“When Old Monk reaches for her pen,
a moment of shock.
Whose hands are these, she asks?
Deep blue veins rise to the surface, prominent
against rice paper skin, cracked like desert clay.
Only one thing left to do.
Old Monk puts pen to paper and waits.
Maybe today words will flow.
Maybe not…. Tomorrow she will begin again.”
~Han-shan, a 9th century Chinese poet and recluse
Recently, I was approached by members of our church to facilitate a Conscious Aging Group. I am happy to do so. I certainly have worked with a number of older (than me) people in my psychotherapy practice and in the congregations that I have served. I have lots of ideas, but I feel that before I begin this journey with members of our congregation, it wouldn’t hurt to do a little work on my own feelings about aging.
So, I got online and started looking for resources to help me in my own personal work about aging. The website http://www.noetic.org/education/conscious-aging/ provides training for Conscious Aging Facilitators. The Center for Conscious Eldering, http://www.centerforconsciouseldering.com/content/conscious-aging-resources provides “a 6-8 day retreat [on how to be a person who chooses Conscious Elderhood] at Centers set amid stunning natural beauty” (sounds expensive). I do not think I am an elder yet, and I’m not interested in learning to be a trained facilitator, at least until I sorted out my own feelings about aging first.
So I visited http://www.spiritualityandpractice.com/. There are a number of options there as well. The one I chose was The Blessings of Aging, with Benedictine nun, author, and speaker, Sister Joan Chittister. As I began this journey, I had to face my own fear of growing old. And Sister Chittister’s second session jumps right into that issue. She presents both the research that might help with the irrational fears many of us have about aging and explores some of the inner processes that we all go through as we age.
I have to admit that I am afraid of how I will die. I don’t want to be in a great deal of pain, which I think is reasonable and fairly common fear. What I hadn’t really addressed internally is the fear of diminishing, deteriorating, becoming dependent, and perhaps even becoming socially invisible. Now in my mid-50’s I have experienced some of the physical and psychological changes of aging. I can’t run 6 miles a day four or five times a week without pain in my feet, my knee, my back, etc. I can’t move large heavy boxes, like I recently did when I moved, without something twinging in my back or shoulders. I wake up needing to intentionally stretch my body before exerting myself physically, and by “exerting” I mean getting out of bed. What happens when I am in my 60’s, 70’s, 80’s or 90’s? I know that people in my demographic are living longer and longer, and looking pretty good and getting around pretty well. I wonder what I will be like.

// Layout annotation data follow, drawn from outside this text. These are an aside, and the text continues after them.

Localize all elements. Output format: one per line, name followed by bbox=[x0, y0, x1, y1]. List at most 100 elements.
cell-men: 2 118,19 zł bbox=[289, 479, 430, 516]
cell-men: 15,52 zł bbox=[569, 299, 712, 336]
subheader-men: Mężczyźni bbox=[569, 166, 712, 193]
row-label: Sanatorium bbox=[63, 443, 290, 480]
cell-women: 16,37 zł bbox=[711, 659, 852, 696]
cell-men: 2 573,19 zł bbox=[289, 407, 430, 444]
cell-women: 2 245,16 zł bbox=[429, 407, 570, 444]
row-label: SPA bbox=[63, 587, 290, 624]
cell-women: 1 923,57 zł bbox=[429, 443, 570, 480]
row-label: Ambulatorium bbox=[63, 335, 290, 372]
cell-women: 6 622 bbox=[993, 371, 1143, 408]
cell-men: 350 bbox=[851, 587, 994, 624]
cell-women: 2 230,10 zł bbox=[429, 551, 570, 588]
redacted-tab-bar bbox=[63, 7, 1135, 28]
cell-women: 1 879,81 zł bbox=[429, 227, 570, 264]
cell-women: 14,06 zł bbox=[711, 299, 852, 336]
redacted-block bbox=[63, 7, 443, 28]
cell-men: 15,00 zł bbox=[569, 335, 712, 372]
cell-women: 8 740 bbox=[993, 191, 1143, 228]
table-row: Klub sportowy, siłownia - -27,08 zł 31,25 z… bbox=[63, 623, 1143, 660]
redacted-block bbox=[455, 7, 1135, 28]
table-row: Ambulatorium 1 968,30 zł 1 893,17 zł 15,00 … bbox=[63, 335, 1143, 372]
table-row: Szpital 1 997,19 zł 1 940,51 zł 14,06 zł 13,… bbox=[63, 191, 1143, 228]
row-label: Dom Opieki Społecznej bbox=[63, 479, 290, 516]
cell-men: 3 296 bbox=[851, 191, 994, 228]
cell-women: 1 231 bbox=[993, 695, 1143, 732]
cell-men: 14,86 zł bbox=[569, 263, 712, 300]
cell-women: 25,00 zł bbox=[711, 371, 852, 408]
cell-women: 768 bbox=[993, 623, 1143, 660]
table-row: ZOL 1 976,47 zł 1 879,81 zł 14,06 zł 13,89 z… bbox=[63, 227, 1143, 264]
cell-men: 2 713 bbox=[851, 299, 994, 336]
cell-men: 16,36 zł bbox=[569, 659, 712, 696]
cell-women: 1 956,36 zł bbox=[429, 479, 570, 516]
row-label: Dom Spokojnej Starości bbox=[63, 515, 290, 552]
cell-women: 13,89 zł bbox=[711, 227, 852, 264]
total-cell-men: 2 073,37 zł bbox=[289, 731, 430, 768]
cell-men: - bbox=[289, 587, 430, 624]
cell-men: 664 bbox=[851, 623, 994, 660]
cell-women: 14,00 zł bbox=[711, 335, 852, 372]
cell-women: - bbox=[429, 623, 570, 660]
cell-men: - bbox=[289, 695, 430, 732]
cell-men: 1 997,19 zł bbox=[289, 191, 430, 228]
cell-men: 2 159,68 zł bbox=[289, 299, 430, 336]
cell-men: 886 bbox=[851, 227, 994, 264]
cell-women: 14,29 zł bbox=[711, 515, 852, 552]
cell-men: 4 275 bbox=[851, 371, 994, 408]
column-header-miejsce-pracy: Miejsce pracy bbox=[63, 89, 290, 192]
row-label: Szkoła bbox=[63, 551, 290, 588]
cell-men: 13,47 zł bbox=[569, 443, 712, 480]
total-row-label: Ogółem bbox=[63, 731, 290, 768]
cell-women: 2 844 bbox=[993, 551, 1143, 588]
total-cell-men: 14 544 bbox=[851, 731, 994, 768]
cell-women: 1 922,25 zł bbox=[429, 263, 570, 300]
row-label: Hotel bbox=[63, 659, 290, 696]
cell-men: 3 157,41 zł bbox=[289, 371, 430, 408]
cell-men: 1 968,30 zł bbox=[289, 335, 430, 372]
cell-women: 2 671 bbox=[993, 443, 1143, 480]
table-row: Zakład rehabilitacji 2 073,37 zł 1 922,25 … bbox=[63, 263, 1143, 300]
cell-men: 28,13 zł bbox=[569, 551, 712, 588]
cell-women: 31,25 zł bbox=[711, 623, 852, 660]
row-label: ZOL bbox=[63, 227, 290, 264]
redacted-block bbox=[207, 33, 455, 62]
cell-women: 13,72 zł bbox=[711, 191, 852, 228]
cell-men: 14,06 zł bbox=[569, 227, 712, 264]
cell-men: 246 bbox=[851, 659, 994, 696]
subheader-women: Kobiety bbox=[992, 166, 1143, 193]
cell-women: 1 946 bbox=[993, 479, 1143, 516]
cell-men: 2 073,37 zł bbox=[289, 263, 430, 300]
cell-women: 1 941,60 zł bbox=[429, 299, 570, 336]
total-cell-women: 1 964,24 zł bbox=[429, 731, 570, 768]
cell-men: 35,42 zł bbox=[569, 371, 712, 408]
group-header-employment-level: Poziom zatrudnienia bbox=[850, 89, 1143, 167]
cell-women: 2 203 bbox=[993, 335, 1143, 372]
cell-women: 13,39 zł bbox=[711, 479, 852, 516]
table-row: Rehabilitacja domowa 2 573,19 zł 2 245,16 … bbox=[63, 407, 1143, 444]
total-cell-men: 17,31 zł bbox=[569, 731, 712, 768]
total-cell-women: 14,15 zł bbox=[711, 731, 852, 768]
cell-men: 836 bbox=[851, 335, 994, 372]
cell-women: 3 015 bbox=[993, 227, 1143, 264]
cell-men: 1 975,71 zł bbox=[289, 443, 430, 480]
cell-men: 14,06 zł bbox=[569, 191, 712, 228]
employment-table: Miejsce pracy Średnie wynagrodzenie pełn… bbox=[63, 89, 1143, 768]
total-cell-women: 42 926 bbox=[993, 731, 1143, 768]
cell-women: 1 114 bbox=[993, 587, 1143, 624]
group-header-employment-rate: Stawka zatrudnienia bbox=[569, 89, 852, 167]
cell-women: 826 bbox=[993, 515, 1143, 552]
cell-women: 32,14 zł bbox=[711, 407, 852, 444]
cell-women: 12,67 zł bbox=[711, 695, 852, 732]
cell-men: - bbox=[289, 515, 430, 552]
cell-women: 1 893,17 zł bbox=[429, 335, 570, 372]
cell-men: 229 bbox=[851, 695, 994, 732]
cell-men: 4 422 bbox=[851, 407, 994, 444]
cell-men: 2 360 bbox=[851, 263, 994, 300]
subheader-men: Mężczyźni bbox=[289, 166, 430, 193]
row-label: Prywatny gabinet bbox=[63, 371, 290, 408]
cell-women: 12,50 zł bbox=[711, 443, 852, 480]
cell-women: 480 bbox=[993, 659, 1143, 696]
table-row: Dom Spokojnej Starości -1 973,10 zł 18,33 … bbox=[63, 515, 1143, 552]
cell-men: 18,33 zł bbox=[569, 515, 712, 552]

This fear of diminishing acumen and abilities is normal and natural for people in the later stages of life. Sister Chittister suggests that we all have fears as we go through life. Young people fear being left alone to deal with the world. People in the middle stages of life fear failure, despite their resources and experiences. Acknowledging one’s fears is the best way to cope with them for then we can decide what we are going to do. Will we allow fear to paralyze us, so that we don’t get out of bed for fear of aches or pains, or limitations? Or will we change to embrace each new day with eager anticipation, with curiosity and wonder. Current research suggests that right now only 25% of people over 85 need personal care; we are probably not going to be bed ridden for the many years leading up to our eventual death.
So what do you do when you discover you are a little older than you might have realized? Can you say to yourself that life doesn’t end until it ends? At 60, 70, 80, or 90 are you ready for new beginnings? How will you enrich your life now? I have come to realize that at least a couple “young-hearted” people (who are older than me) in my church family have taken up roller skating—and not just hanging on to the rail as they go around a rink, but freestyling and doing spins. Treasure your time. Use it wisely. Do new things, learn new things, attend to your inner self. You have the potential to be a great Elder. Consider how you can enrich your life and the lives of others as you age. Sister Chittister says, “The world needs spiritual models of later life for the sake of those to come.”
I am beginning my journey now. Will I finally learn how to play a musical instrument? I have procrastinated doing this all my life up to now. What else will I plan for as I age? And how will I enrich others as I keep getting older? Good questions. Whatever I end up doing, I plan to “adventure boldly and explore.” In the immortal words of Timbuk3, “the future’s so bright I gotta wear shades.”